SLA: Recent Amazon EC2 meltdown and RIM's network outage created a debate around the availability of a highly centralized infrastructure and their SLAs. The real problem is not a bad SLA but lack of one. The IT needs a phone number that they can call in an unexpected event and have an up front estimate about the downtime to manage the expectations. May be I am simplifying it too much but this is the crux of the situation. The fear is not so much about 24x7 availability since an on-premise system hardly promises that but what bothers IT the most is inability to quantify the impact on business in an event of non-availability of a system and set and manage expectations upstream and downstream. The non-existent SLA is a real issue and I believe there is a great service innovation opportunity for ISVs and partners to help CIOs with the adoption of the cloud computing by providing a rock solid SLA and transparency into the defect resolution process.

Strategic innovation opportunities

Seamless infrastructure virtualization: If you have ever attempted to connect to Second Life behind the firewall you would know that it requires punching few holes into the firewall to let certain unique transports pass through and that's not a viable option in many cases. This is an intra-infrastructure communication challenge. I am glad to see IBM's attempt to create a virtual cloud inside firewall to deploy some of the regions of the Second Life with seamless navigation in and out of the firewall. This is a great example of a single sign on that extends beyond the network and hardware virtualization to form infrastructure virtualization with seamless security.

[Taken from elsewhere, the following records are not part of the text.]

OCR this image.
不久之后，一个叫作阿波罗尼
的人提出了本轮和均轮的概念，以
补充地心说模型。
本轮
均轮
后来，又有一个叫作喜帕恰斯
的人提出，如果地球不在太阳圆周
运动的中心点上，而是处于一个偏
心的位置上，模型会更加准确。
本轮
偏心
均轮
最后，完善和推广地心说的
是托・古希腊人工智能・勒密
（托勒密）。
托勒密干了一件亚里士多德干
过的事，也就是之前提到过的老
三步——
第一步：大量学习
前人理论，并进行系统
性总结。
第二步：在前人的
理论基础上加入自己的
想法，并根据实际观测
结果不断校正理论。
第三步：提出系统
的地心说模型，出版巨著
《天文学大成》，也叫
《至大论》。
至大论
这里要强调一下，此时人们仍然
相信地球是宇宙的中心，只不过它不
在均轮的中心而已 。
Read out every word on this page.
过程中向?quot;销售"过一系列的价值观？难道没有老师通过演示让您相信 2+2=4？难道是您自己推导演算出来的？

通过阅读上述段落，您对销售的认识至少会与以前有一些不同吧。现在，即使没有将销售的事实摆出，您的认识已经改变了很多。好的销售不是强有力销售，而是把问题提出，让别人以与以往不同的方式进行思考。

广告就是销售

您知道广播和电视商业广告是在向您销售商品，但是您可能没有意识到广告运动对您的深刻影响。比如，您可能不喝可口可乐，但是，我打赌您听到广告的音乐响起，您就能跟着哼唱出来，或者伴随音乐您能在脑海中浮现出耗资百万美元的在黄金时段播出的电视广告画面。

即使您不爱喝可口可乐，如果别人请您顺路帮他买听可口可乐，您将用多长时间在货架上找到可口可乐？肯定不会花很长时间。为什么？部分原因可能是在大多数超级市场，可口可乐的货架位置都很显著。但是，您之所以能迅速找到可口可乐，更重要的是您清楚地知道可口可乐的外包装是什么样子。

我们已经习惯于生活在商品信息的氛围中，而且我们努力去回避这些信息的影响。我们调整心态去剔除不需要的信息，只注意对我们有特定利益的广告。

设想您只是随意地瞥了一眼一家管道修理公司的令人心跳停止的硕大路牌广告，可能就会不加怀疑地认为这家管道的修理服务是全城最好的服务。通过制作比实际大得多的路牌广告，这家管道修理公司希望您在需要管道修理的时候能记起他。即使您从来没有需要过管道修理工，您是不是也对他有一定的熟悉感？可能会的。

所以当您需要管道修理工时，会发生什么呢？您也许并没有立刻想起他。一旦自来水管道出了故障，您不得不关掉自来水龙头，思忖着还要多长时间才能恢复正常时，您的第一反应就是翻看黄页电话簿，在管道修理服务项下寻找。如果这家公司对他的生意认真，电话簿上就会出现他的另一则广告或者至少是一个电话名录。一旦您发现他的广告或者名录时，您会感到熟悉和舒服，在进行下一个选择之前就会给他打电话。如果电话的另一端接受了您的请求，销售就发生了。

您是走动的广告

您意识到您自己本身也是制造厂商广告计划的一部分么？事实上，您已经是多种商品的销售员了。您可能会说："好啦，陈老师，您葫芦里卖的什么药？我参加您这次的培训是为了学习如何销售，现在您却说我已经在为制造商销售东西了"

Hybrid systems: The IBM example also illustrates the potential of a hybrid system that combines an on-premise system with remote infrastructure to support seamless cloud computing. This could be a great start for many organizations that are on the bottom of the S curve of cloud computing adoption. Organizations should consider pushing non-critical applications on a cloud with loose integration with on-premise systems to begin the cloud computing journey and as the cloud infrastructure matures and some concerns are alleviated IT could consider pushing more and more applications on the cloud. Google App Engine for cloud computing is a good example to start creating applications on-premise that can eventually run on Google's cloud and Amazon's AMI is expanding day-by-day to allow people to push their applications on Amazon's cloud. Here is a quick comparison of Google and Amazon in their cloud computing efforts. Elastra's solution to deploy EnterpriseDB on the cloud is also a good example of how organizations can outsource IT on the cloud.

Service innovation: I see many innovation opportunities for the ISVs and partners to step in as trusted middleman and provide services to fuel the cloud computing adoption. SugarCRM recently announced a reseller partnership with BT to reach out to 1.2 million business customers of BT and sell them on-premise and SaaS CRM. I expect to see the ecosystem around the cloud computing and SaaS vendors grow significantly in the next few years.